Following code run successfully and message were printed without
SIGSEGV. But if I uncommented the printf before munmap, a SIGSEGV were
caught.
This prima facie startling behavior has a simple explanation. A Segmentation fault is indeed to be expected when accessing unmapped Linux memory.
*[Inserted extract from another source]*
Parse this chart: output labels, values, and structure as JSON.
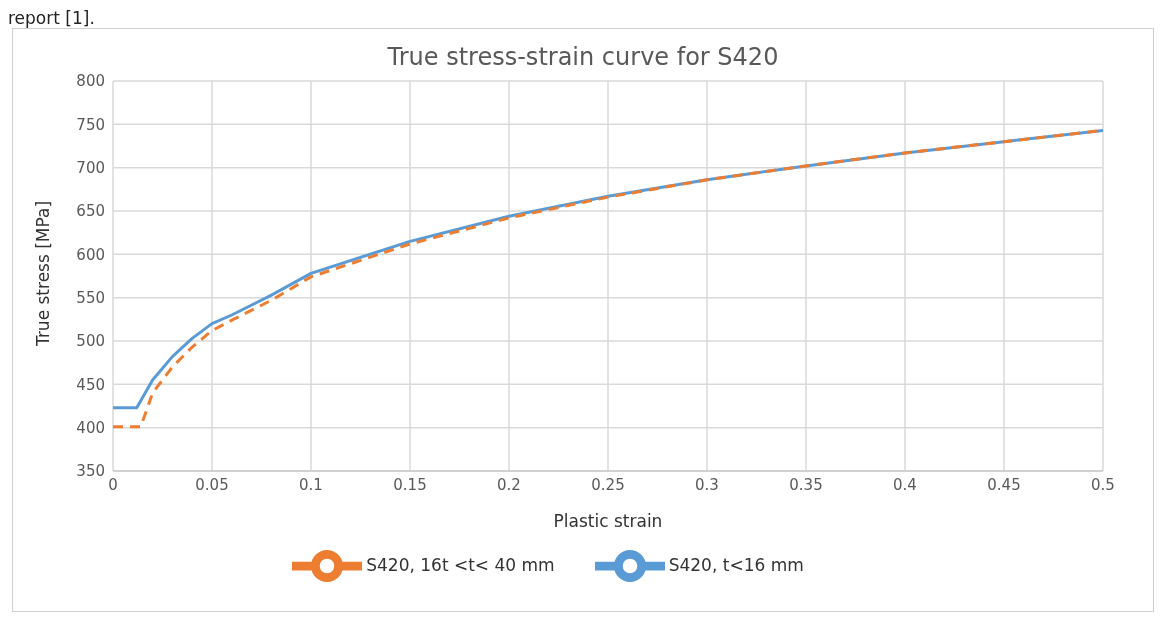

It's just that without the printf before munmap, the printf("Corrupting mmap memory.\n") after munmap() constitutes the program's first use of stdout, and on that first use, the Linux/GNU C library allocates a stream buffer by means of mmap(), thereby re-mapping exactly the memory page that was unmapped just before, so p[i] can access the anew mapped memory without a fault.